Immunotherapy With the PreS-based Grass Pollen Allergy Vaccine BM32 Induces Antibody Responses Protecting Against Hepatitis B Infection
Carolin Cornelius,
Katrin Schöneweis,
Fanny Georgi,
Milena Weber,
Verena Niederberger,
Petra Zieglmayer,
Katarzyna Niespodziana,
Michael Trauner,
Harald Hofer,
Stephan Urban,
Rudolf Valenta
Affiliations
Carolin Cornelius
Division of Immunopathology, Department of Pathophysiology and Allergy Research, Center for Pathophysiology, Infectiology and Immunology, Medical University of Vienna, Vienna, Austria
Katrin Schöneweis
Department of Infectious Diseases, Molecular Virology, University Hospital Heidelberg, Heidelberg, Germany
Fanny Georgi
Department of Infectious Diseases, Molecular Virology, University Hospital Heidelberg, Heidelberg, Germany
Milena Weber
Division of Immunopathology, Department of Pathophysiology and Allergy Research, Center for Pathophysiology, Infectiology and Immunology, Medical University of Vienna, Vienna, Austria
Verena Niederberger
Department of Otorhinolaryngology, Medical University of Vienna, Vienna, Austria
Petra Zieglmayer
Vienna Challenge Chamber, Vienna, Austria
Katarzyna Niespodziana
Division of Immunopathology, Department of Pathophysiology and Allergy Research, Center for Pathophysiology, Infectiology and Immunology, Medical University of Vienna, Vienna, Austria
Michael Trauner
Division of Gastroenterology and Hepatology, Department of Internal Medicine III, Medical University of Vienna, Vienna, Austria
Harald Hofer
Division of Gastroenterology and Hepatology, Department of Internal Medicine III, Medical University of Vienna, Vienna, Austria
Stephan Urban
Department of Infectious Diseases, Molecular Virology, University Hospital Heidelberg, Heidelberg, Germany
Rudolf Valenta
Division of Immunopathology, Department of Pathophysiology and Allergy Research, Center for Pathophysiology, Infectiology and Immunology, Medical University of Vienna, Vienna, Austria
Background: We have constructed and clinically evaluated a hypoallergenic vaccine for grass pollen allergy, BM32, which is based on fusion proteins consisting of peptides from the IgE binding sites of the major grass pollen allergens fused to preS (preS1 + preS2), a domain of the hepatitis B virus (HBV) large envelope protein which mediates the viral attachment and entry.

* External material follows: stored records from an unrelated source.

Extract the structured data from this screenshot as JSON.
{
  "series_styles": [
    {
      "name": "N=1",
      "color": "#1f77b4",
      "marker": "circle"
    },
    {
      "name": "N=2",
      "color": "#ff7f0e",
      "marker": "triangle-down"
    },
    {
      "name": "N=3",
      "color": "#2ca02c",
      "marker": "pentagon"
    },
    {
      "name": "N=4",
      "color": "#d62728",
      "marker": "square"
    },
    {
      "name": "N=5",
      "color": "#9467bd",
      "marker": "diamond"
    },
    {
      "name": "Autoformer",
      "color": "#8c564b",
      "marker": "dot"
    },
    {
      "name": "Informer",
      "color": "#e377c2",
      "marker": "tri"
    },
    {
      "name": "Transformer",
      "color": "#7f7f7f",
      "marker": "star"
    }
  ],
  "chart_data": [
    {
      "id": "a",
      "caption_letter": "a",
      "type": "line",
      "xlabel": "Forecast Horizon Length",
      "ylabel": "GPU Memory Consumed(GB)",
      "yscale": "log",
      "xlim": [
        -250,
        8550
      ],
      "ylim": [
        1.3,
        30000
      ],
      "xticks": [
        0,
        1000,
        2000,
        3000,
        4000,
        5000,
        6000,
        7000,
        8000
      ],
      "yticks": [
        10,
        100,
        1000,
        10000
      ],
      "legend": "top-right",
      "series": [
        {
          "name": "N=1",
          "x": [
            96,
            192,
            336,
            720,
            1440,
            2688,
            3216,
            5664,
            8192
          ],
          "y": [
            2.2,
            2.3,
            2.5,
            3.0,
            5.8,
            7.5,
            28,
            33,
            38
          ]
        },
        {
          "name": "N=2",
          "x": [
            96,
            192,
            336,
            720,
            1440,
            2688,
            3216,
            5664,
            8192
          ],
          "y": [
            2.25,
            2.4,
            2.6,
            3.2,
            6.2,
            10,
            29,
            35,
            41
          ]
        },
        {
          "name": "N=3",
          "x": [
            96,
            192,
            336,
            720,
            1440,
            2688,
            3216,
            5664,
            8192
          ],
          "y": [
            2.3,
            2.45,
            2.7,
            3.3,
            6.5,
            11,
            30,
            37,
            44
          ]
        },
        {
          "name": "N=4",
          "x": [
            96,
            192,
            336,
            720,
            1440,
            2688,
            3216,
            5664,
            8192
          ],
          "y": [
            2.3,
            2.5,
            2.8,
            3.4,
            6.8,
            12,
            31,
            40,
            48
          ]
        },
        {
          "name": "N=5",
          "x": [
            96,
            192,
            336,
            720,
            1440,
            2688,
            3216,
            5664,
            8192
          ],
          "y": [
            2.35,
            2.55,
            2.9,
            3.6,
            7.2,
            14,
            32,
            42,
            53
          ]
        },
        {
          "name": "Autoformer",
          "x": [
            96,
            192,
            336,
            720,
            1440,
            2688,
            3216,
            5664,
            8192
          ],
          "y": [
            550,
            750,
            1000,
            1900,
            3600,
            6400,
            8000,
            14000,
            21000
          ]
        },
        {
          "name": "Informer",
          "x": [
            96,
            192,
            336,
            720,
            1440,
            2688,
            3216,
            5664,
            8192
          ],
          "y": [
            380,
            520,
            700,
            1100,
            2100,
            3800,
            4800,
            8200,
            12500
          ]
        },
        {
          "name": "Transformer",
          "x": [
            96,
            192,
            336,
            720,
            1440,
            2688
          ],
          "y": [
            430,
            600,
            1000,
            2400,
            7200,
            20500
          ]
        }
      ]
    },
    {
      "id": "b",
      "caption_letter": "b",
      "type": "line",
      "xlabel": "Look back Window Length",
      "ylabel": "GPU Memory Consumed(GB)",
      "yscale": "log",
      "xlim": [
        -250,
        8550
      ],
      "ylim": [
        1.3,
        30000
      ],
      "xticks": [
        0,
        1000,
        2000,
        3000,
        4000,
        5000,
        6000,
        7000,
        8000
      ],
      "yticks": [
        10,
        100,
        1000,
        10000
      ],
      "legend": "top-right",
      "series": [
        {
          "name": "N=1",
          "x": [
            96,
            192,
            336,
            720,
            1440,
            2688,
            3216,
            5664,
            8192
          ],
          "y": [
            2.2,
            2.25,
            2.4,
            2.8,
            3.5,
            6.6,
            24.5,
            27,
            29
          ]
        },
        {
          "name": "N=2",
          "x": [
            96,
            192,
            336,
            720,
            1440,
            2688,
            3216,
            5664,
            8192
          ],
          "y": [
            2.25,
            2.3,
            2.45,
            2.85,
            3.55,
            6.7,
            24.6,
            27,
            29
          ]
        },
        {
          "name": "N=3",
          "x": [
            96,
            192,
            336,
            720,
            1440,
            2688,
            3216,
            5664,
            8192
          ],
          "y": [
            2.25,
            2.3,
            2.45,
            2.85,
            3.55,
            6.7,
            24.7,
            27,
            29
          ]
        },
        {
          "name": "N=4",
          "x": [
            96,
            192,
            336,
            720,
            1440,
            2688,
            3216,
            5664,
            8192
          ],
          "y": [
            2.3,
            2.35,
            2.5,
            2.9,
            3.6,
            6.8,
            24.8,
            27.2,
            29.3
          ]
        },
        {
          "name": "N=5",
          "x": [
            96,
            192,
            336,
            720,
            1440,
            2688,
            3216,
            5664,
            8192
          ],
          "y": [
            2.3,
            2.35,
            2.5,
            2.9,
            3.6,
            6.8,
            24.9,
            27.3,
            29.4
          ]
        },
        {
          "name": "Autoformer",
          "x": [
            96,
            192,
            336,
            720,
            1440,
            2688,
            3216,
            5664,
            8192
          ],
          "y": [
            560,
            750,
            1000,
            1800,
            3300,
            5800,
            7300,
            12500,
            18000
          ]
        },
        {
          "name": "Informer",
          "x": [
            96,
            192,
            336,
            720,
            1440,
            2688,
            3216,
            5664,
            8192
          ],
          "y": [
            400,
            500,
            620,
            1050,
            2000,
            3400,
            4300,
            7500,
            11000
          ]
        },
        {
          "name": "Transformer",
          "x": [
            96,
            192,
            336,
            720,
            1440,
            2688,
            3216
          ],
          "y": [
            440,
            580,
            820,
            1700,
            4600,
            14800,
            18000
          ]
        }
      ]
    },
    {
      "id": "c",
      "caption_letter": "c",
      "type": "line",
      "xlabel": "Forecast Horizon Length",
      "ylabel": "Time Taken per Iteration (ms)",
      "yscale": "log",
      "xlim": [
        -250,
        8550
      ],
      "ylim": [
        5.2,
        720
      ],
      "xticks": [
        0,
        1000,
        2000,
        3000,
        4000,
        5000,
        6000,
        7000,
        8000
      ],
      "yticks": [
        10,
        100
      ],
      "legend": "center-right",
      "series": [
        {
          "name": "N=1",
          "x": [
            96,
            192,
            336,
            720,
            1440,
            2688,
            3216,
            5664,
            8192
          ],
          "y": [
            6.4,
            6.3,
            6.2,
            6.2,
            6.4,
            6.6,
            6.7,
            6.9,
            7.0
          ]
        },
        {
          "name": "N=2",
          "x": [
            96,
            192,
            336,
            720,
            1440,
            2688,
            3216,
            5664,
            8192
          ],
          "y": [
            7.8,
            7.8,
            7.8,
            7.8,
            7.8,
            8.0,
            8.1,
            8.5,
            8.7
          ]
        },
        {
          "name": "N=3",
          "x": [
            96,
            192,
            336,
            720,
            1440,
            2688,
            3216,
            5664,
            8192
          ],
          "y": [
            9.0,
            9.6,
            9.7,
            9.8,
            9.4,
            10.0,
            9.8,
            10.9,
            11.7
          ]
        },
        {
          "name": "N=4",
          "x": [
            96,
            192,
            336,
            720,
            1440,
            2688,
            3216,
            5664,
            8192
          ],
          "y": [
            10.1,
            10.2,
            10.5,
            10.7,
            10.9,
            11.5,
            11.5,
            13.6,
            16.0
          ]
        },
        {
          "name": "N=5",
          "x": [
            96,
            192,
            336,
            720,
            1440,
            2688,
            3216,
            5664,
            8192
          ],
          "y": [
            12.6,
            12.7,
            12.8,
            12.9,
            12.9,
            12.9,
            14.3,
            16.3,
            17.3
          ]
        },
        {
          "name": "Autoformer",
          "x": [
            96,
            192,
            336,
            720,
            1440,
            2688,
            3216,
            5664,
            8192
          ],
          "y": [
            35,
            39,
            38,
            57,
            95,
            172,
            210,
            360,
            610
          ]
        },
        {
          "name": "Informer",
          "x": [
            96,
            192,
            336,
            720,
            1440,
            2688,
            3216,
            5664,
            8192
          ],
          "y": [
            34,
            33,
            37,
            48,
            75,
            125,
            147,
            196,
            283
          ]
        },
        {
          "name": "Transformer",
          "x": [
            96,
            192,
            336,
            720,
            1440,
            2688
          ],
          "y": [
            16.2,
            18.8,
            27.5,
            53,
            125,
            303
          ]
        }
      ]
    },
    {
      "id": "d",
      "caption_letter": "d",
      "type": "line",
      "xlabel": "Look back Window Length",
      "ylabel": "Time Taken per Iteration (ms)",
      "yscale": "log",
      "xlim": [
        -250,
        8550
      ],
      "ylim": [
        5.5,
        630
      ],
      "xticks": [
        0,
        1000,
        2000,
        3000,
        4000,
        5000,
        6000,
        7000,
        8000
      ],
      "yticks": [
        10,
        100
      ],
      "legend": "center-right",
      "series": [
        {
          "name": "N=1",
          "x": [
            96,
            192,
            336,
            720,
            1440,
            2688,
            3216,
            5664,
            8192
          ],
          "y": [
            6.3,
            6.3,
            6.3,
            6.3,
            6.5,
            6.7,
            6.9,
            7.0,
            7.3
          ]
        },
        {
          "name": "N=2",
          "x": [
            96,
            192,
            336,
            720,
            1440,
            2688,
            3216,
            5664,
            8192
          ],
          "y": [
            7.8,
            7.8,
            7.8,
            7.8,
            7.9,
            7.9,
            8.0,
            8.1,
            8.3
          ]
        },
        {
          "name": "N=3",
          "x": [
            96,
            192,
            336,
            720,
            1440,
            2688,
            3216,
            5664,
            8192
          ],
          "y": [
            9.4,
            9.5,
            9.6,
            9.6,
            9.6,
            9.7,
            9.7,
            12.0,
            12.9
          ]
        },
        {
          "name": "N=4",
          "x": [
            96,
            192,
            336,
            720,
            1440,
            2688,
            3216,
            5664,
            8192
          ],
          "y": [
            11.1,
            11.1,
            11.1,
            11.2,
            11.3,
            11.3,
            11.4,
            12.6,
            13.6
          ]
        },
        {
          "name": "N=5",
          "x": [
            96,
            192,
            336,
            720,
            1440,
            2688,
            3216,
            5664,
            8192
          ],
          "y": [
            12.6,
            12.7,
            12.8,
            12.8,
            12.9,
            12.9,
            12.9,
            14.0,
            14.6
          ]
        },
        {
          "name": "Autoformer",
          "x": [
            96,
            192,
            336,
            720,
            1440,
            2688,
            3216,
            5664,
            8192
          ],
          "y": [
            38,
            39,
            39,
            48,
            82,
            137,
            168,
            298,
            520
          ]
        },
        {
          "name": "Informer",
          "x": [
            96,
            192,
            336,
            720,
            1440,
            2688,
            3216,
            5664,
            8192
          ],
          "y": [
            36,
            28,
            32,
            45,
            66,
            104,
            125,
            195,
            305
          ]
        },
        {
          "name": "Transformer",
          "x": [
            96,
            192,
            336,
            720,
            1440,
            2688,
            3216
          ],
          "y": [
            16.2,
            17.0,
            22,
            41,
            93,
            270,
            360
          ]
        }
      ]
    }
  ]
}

Aim of this study was the characterization of the HBV-specific immune response induced by vaccination of allergic patients with BM32 and the investigation of the vaccines' potential to protect against infection with HBV. Methods: Hepatitis B-specific antibody and T cell responses of patients vaccinated with BM32 were studied using recombinant preS and synthetic overlapping peptides spanning the preS sequence. The specificities of the antibody responses were compared with those of patients with chronic HBV infection. Furthermore, the capacity of BM32-induced antibodies, to inhibit HBV infection was investigated using HepG2-hNTCP cell-based in vitro virus neutralization assays. Findings: IgG antibodies from BM32-vaccinated but not of HBV-infected individuals recognized the sequence motif implicated in NTCP (sodium-taurocholate co-transporting polypeptide)-receptor interaction of the hepatitis B virus and inhibited HBV infection. Interpretation: Our study demonstrates that the recombinant hypoallergenic grass pollen allergy vaccine BM32 induces hepatitis B-specific immune responses which protect against hepatitis B virus infection in vitro.